The present invention relates to apparatus which simulates the operation of a stepping motor and, more particularly, to an improved shaft encoder and control feedback circuit which can be employed with a servomotor to simulate the operation of a stepping motor.
The stepping motor has, in recent years, become a basic building block of computer controlled sytems. Modern high performance systems, however, have increased the peformance requirements of stepping motors in terms of higher speeds, higher accelerations, faster settling times, controlled response, higher efficiency, and elimination of resonance phenomena. With conventional stepping motors, some of these performance requirements can be attained only at great expense. Others cannot be attained at all.
Heretofore, optical shaft encoders have been predominantly of two basic types. In one, an opaque disk having transparent regions moves between a light source and a detector. In the other, two such disks are provided, as is a technique of determining average light flux transmitted through the disk pair at predetermined fixed locations with respect to the disk axes.
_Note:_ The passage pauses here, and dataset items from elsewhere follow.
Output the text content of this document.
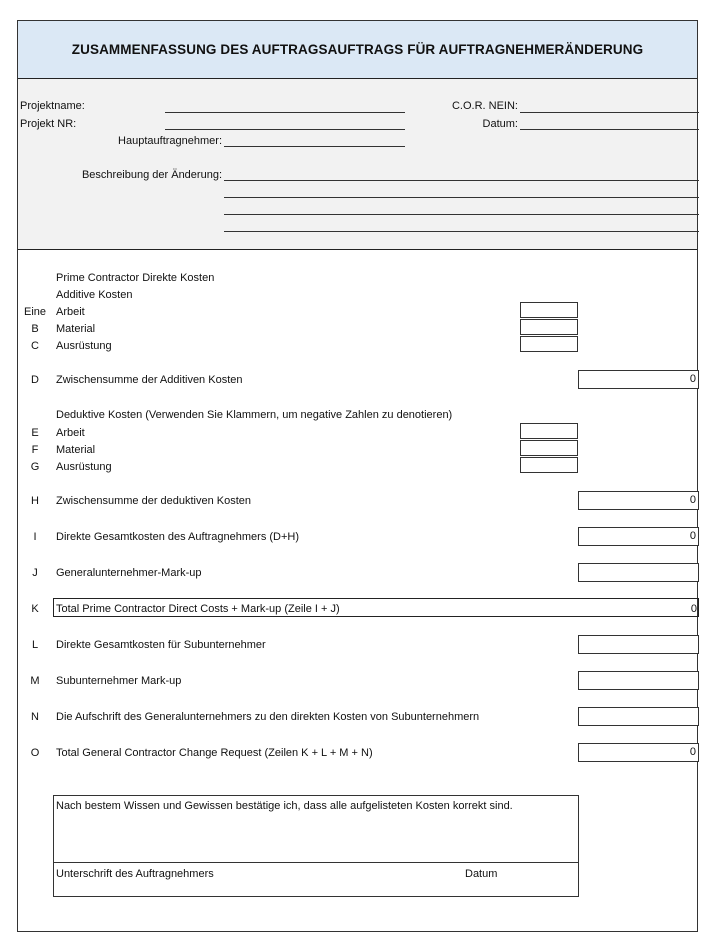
ZUSAMMENFASSUNG DES AUFTRAGSAUFTRAGS FÜR AUFTRAGNEHMERÄNDERUNG
Projektname:
Projekt NR:
C.O.R. NEIN:
Datum:
Hauptauftragnehmer:
Beschreibung der Änderung:
Prime Contractor Direkte Kosten
Additive Kosten
Eine Arbeit
B	Material
C	Ausrüstung
D	Zwischensumme der Additiven Kosten	0
Deduktive Kosten (Verwenden Sie Klammern, um negative Zahlen zu denotieren)
E	Arbeit
F	Material
G	Ausrüstung
H	Zwischensumme der deduktiven Kosten	0
I	Direkte Gesamtkosten des Auftragnehmers (D+H)	0
J	Generalunternehmer-Mark-up
K	Total Prime Contractor Direct Costs + Mark-up (Zeile I + J)	0
L	Direkte Gesamtkosten für Subunternehmer
M	Subunternehmer Mark-up
N	Die Aufschrift des Generalunternehmers zu den direkten Kosten von Subunternehmern
O	Total General Contractor Change Request (Zeilen K + L + M + N)	0
Nach bestem Wissen und Gewissen bestätige ich, dass alle aufgelisteten Kosten korrekt sind.
Unterschrift des Auftragnehmers	Datum
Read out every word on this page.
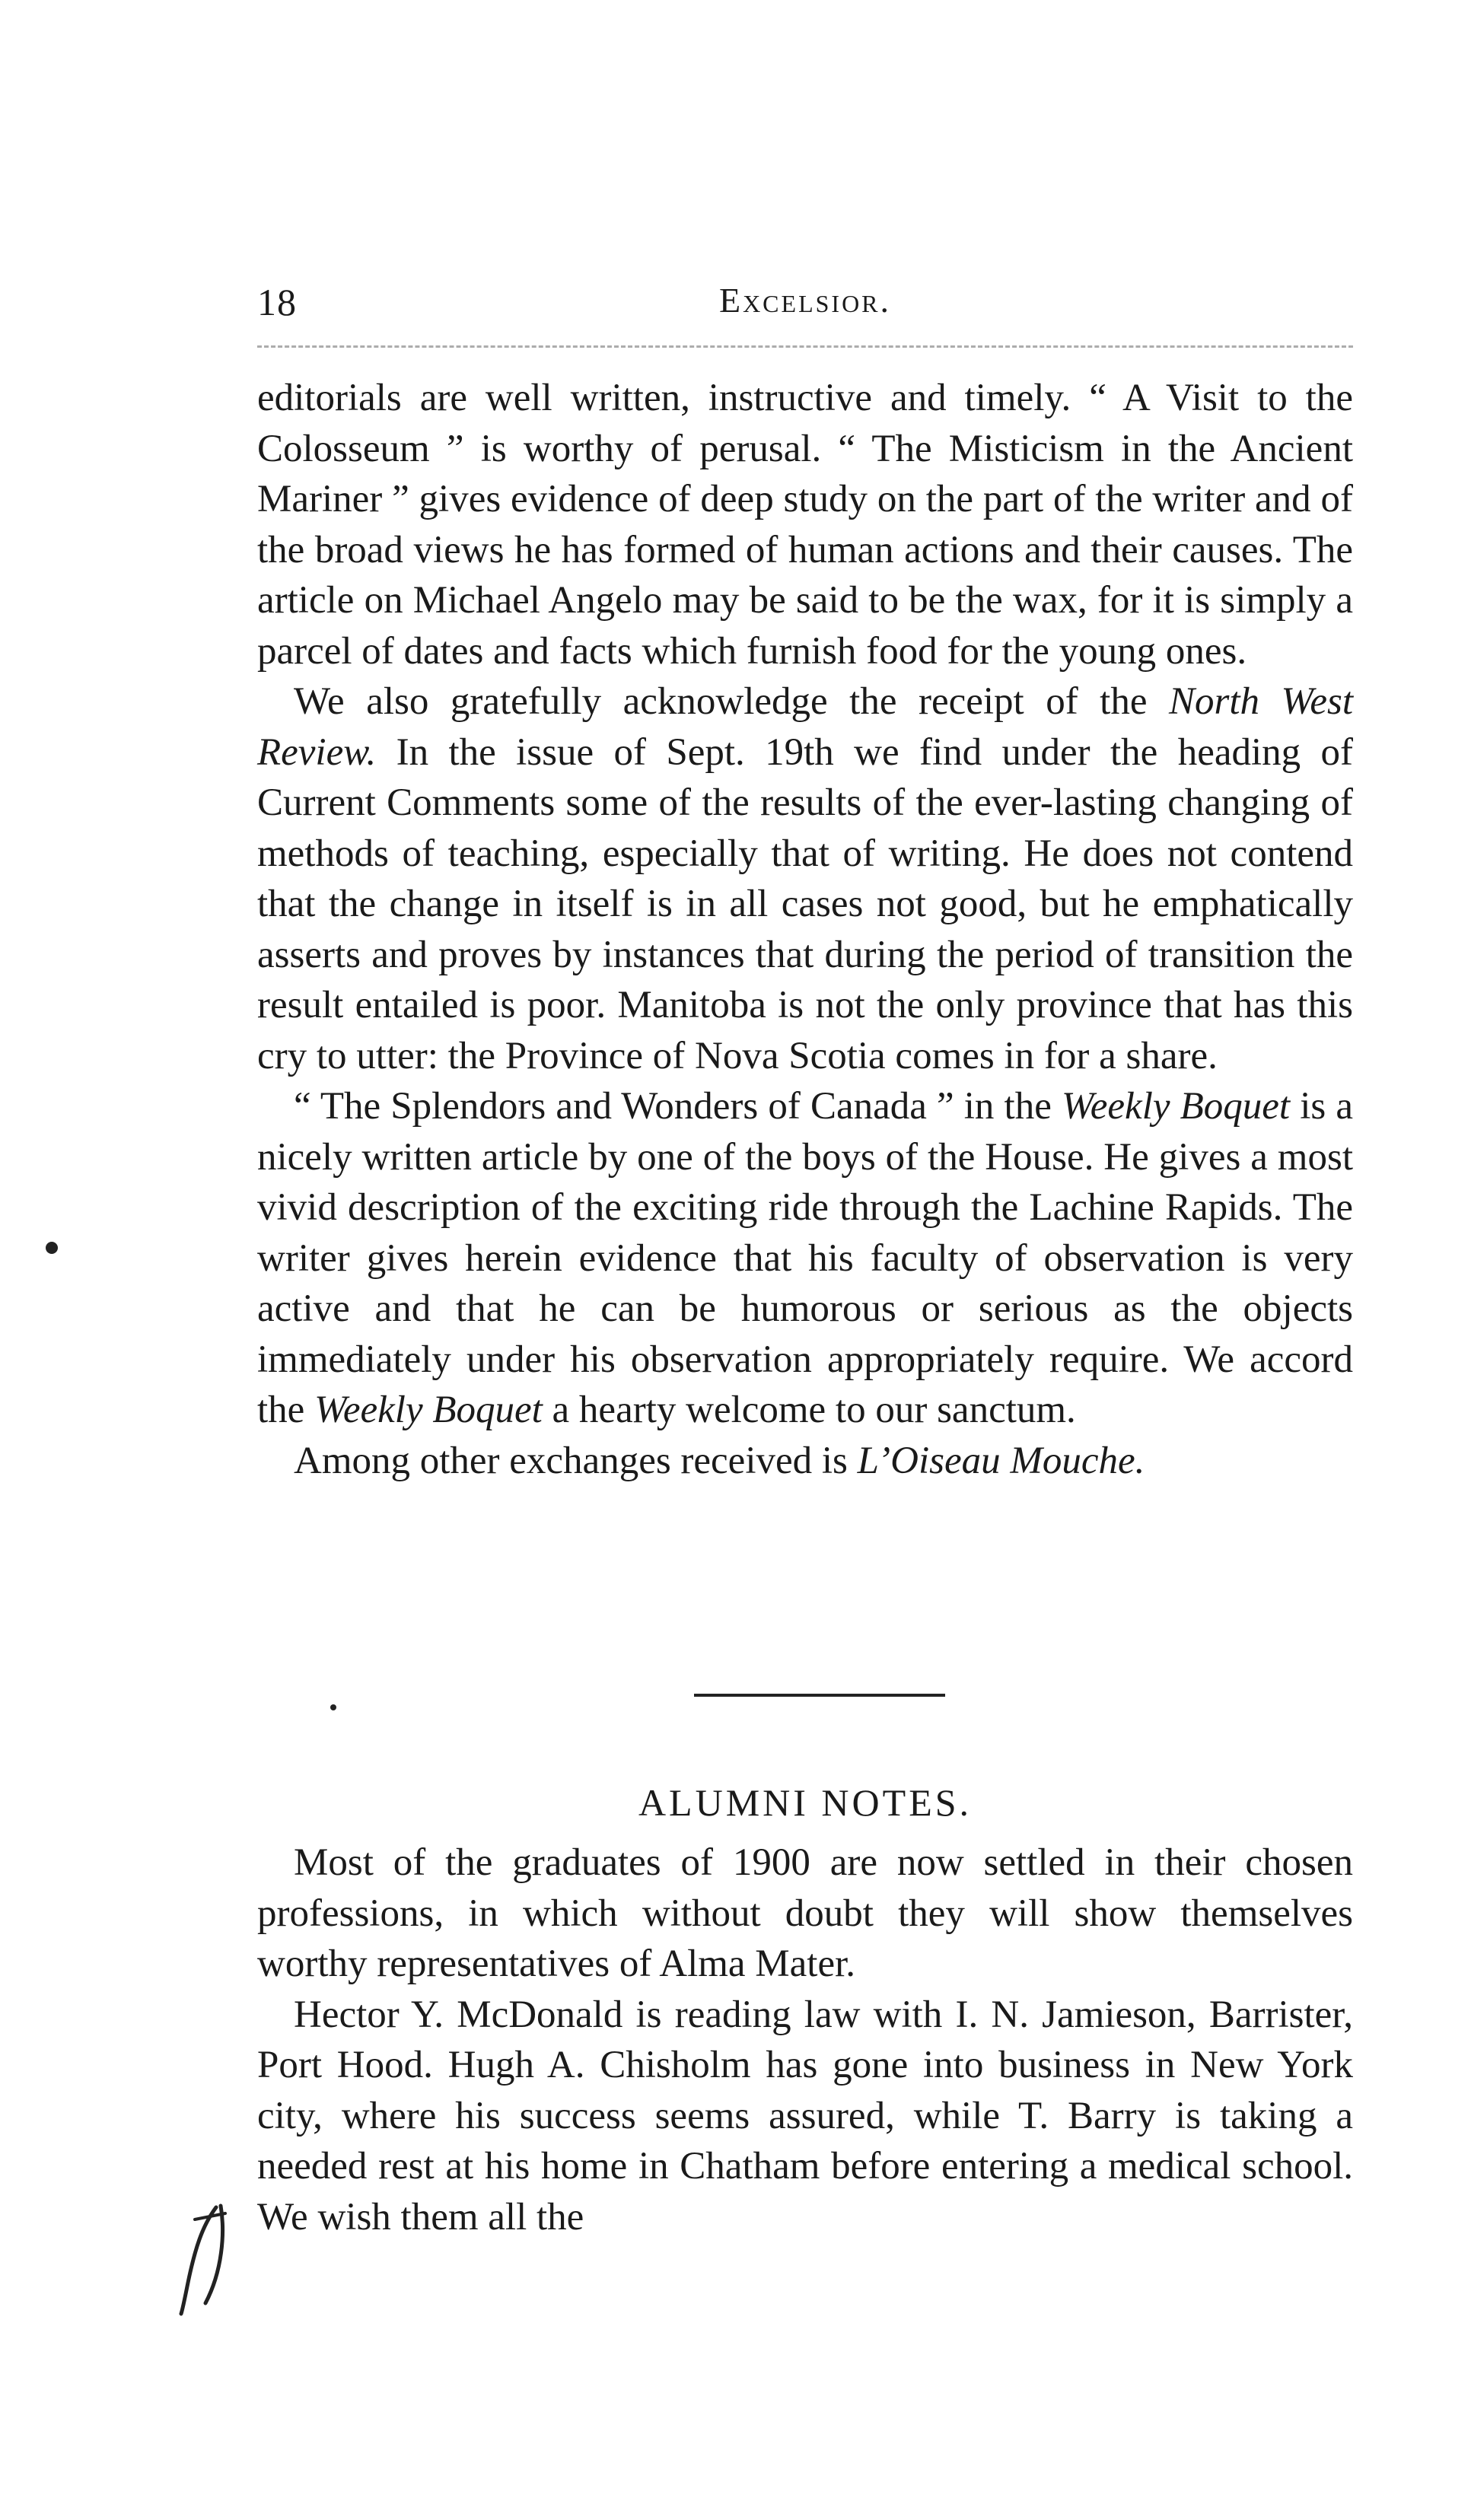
18	Excelsior.

editorials are well written, instructive and timely. “ A Visit to the Colosseum ” is worthy of perusal. “ The Misticism in the Ancient Mariner ” gives evidence of deep study on the part of the writer and of the broad views he has formed of human actions and their causes. The article on Michael Angelo may be said to be the wax, for it is simply a parcel of dates and facts which furnish food for the young ones.

We also gratefully acknowledge the receipt of the North West Review. In the issue of Sept. 19th we find under the heading of Current Comments some of the results of the ever-lasting changing of methods of teaching, especially that of writing. He does not contend that the change in itself is in all cases not good, but he emphatically asserts and proves by instances that during the period of transition the result entailed is poor. Manitoba is not the only province that has this cry to utter: the Province of Nova Scotia comes in for a share.

“ The Splendors and Wonders of Canada ” in the Weekly Boquet is a nicely written article by one of the boys of the House. He gives a most vivid description of the exciting ride through the Lachine Rapids. The writer gives herein evidence that his faculty of observation is very active and that he can be humorous or serious as the objects immediately under his observation appropriately require. We accord the Weekly Boquet a hearty welcome to our sanctum.

Among other exchanges received is L’Oiseau Mouche.

ALUMNI NOTES.

Most of the graduates of 1900 are now settled in their chosen professions, in which without doubt they will show themselves worthy representatives of Alma Mater.

Hector Y. McDonald is reading law with I. N. Jamieson, Barrister, Port Hood. Hugh A. Chisholm has gone into business in New York city, where his success seems assured, while T. Barry is taking a needed rest at his home in Chatham before entering a medical school. We wish them all the
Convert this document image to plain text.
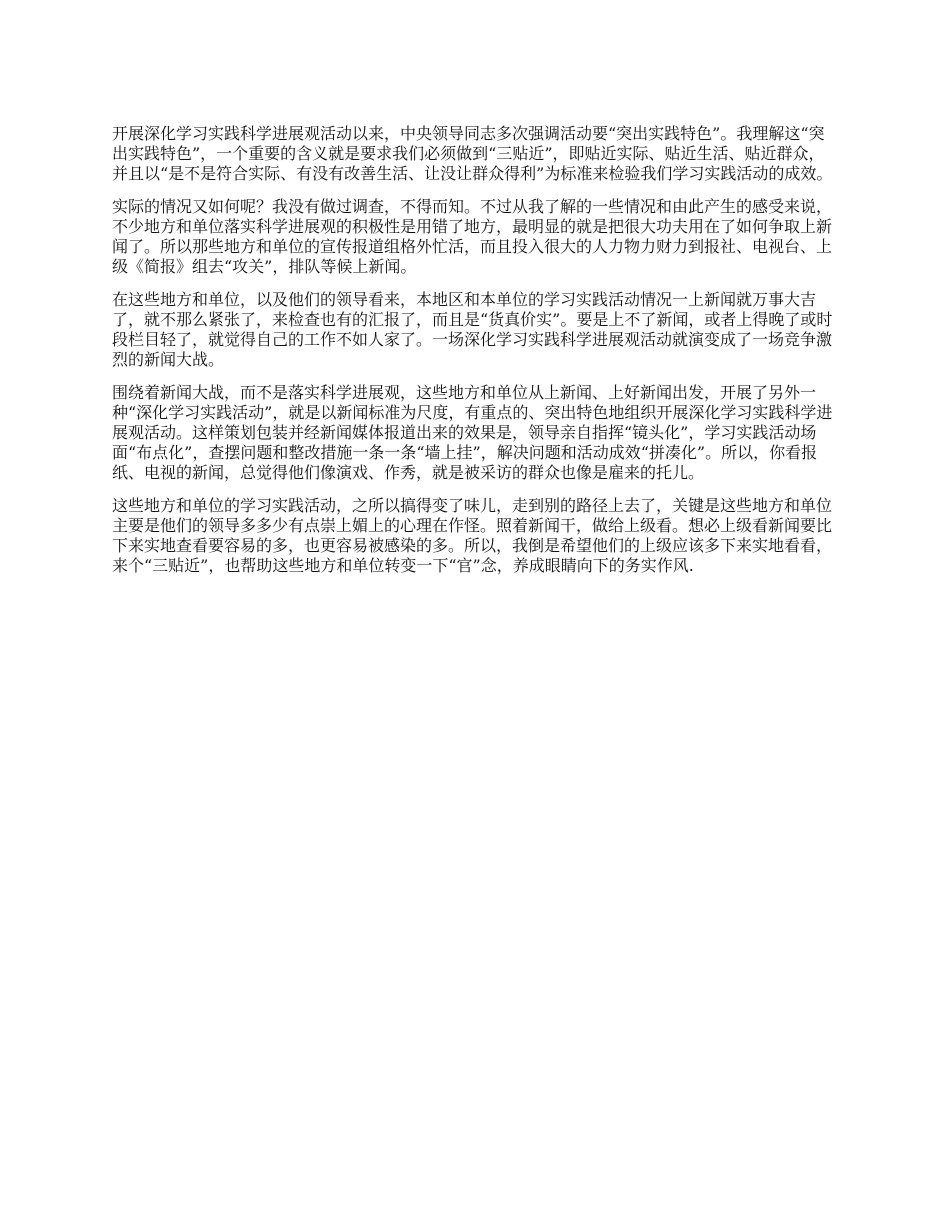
开展深化学习实践科学进展观活动以来，中央领导同志多次强调活动要“突出实践特色”。我理解这“突出实践特色”，一个重要的含义就是要求我们必须做到“三贴近”，即贴近实际、贴近生活、贴近群众，并且以“是不是符合实际、有没有改善生活、让没让群众得利”为标准来检验我们学习实践活动的成效。

实际的情况又如何呢？我没有做过调查，不得而知。不过从我了解的一些情况和由此产生的感受来说，不少地方和单位落实科学进展观的积极性是用错了地方，最明显的就是把很大功夫用在了如何争取上新闻了。所以那些地方和单位的宣传报道组格外忙活，而且投入很大的人力物力财力到报社、电视台、上级《简报》组去“攻关”，排队等候上新闻。

在这些地方和单位，以及他们的领导看来，本地区和本单位的学习实践活动情况一上新闻就万事大吉了，就不那么紧张了，来检查也有的汇报了，而且是“货真价实”。要是上不了新闻，或者上得晚了或时段栏目轻了，就觉得自己的工作不如人家了。一场深化学习实践科学进展观活动就演变成了一场竞争激烈的新闻大战。

围绕着新闻大战，而不是落实科学进展观，这些地方和单位从上新闻、上好新闻出发，开展了另外一种“深化学习实践活动”，就是以新闻标准为尺度，有重点的、突出特色地组织开展深化学习实践科学进展观活动。这样策划包装并经新闻媒体报道出来的效果是，领导亲自指挥“镜头化”，学习实践活动场面“布点化”，查摆问题和整改措施一条一条“墙上挂”，解决问题和活动成效“拼凑化”。所以，你看报纸、电视的新闻，总觉得他们像演戏、作秀，就是被采访的群众也像是雇来的托儿。

这些地方和单位的学习实践活动，之所以搞得变了味儿，走到别的路径上去了，关键是这些地方和单位主要是他们的领导多多少有点崇上媚上的心理在作怪。照着新闻干，做给上级看。想必上级看新闻要比下来实地查看要容易的多，也更容易被感染的多。所以，我倒是希望他们的上级应该多下来实地看看，来个“三贴近”，也帮助这些地方和单位转变一下“官”念，养成眼睛向下的务实作风.
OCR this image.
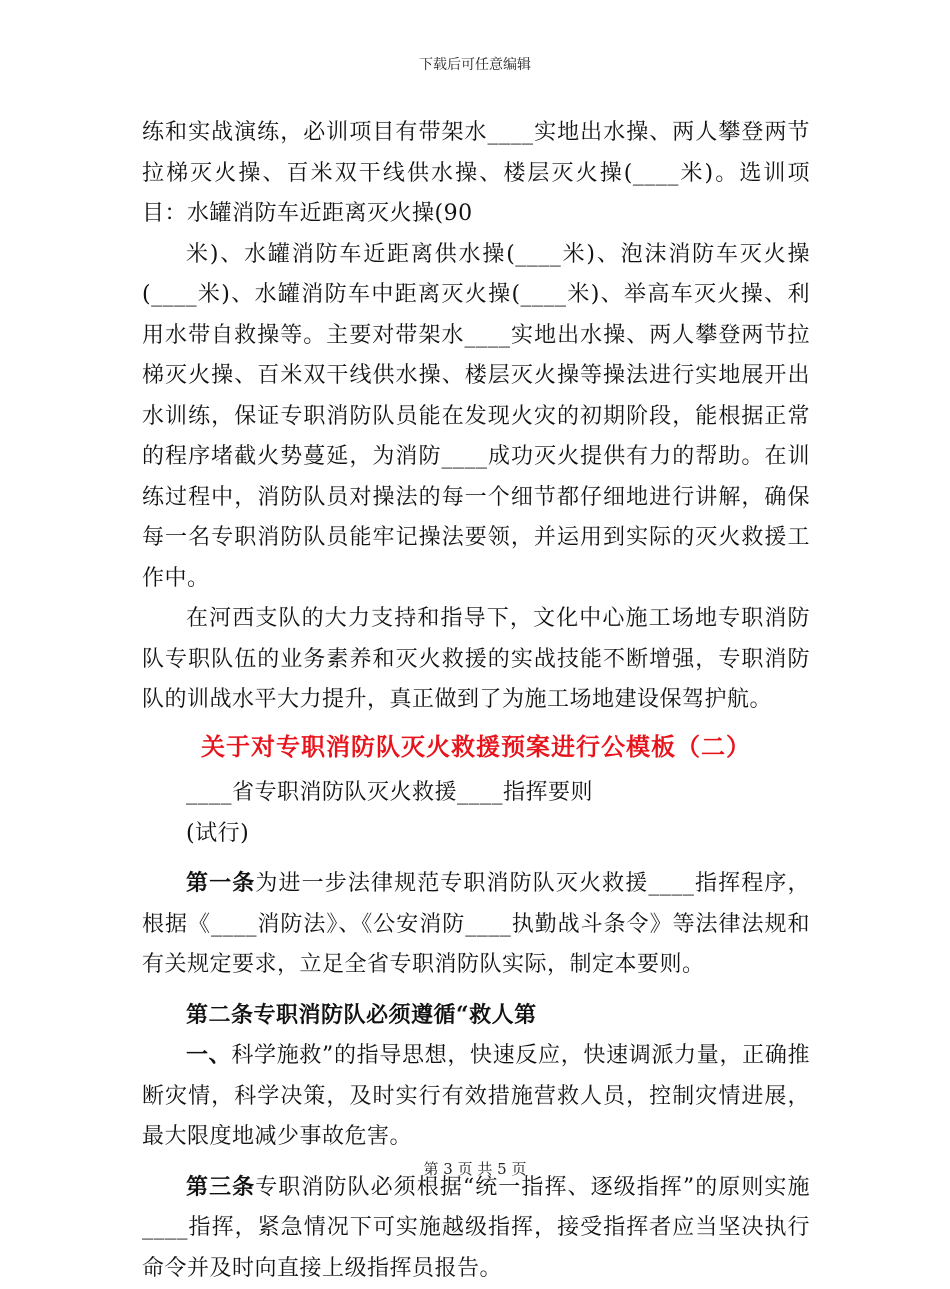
下载后可任意编辑

练和实战演练，必训项目有带架水____实地出水操、两人攀登两节拉梯灭火操、百米双干线供水操、楼层灭火操(____米)。选训项目：水罐消防车近距离灭火操(90

米)、水罐消防车近距离供水操(____米)、泡沫消防车灭火操(____米)、水罐消防车中距离灭火操(____米)、举高车灭火操、利用水带自救操等。主要对带架水____实地出水操、两人攀登两节拉梯灭火操、百米双干线供水操、楼层灭火操等操法进行实地展开出水训练，保证专职消防队员能在发现火灾的初期阶段，能根据正常的程序堵截火势蔓延，为消防____成功灭火提供有力的帮助。在训练过程中，消防队员对操法的每一个细节都仔细地进行讲解，确保每一名专职消防队员能牢记操法要领，并运用到实际的灭火救援工作中。

在河西支队的大力支持和指导下，文化中心施工场地专职消防队专职队伍的业务素养和灭火救援的实战技能不断增强，专职消防队的训战水平大力提升，真正做到了为施工场地建设保驾护航。

关于对专职消防队灭火救援预案进行公模板（二）

____省专职消防队灭火救援____指挥要则

(试行)

第一条为进一步法律规范专职消防队灭火救援____指挥程序，根据《____消防法》、《公安消防____执勤战斗条令》等法律法规和有关规定要求，立足全省专职消防队实际，制定本要则。

第二条专职消防队必须遵循“救人第

一、科学施救”的指导思想，快速反应，快速调派力量，正确推断灾情，科学决策，及时实行有效措施营救人员，控制灾情进展，最大限度地减少事故危害。

第三条专职消防队必须根据“统一指挥、逐级指挥”的原则实施____指挥，紧急情况下可实施越级指挥，接受指挥者应当坚决执行命令并及时向直接上级指挥员报告。

第 3 页 共 5 页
In attempting to apply either type encoder to the problem of simulating a stepping motor, both are found wanting. The former generates a discontinuous feedback signal (e.g., a digital pulse train or binary code), since it inherently includes a deadband of one pulse either side of the desired null. This inherent defect is particularly troublesome near the null location (i.e., the rotational orientation of the disk which should define of the next step of the simulated stepper). The alternative encoders, employing paired disks having unequal slots or displaced axes, are limited in the number of steps which can be defined in a single revolution. Furthermore, when few steps are desired within a revolution, the averaging of light to adjacent slots, and thus the intended direction of rotation, may become indeterminate.
In view of the foregoing, it is a principal object of the present invention to provide apparatus which simulates the operation of a stepping motor and which can achieve better performance characteristics than conventional stepping motors.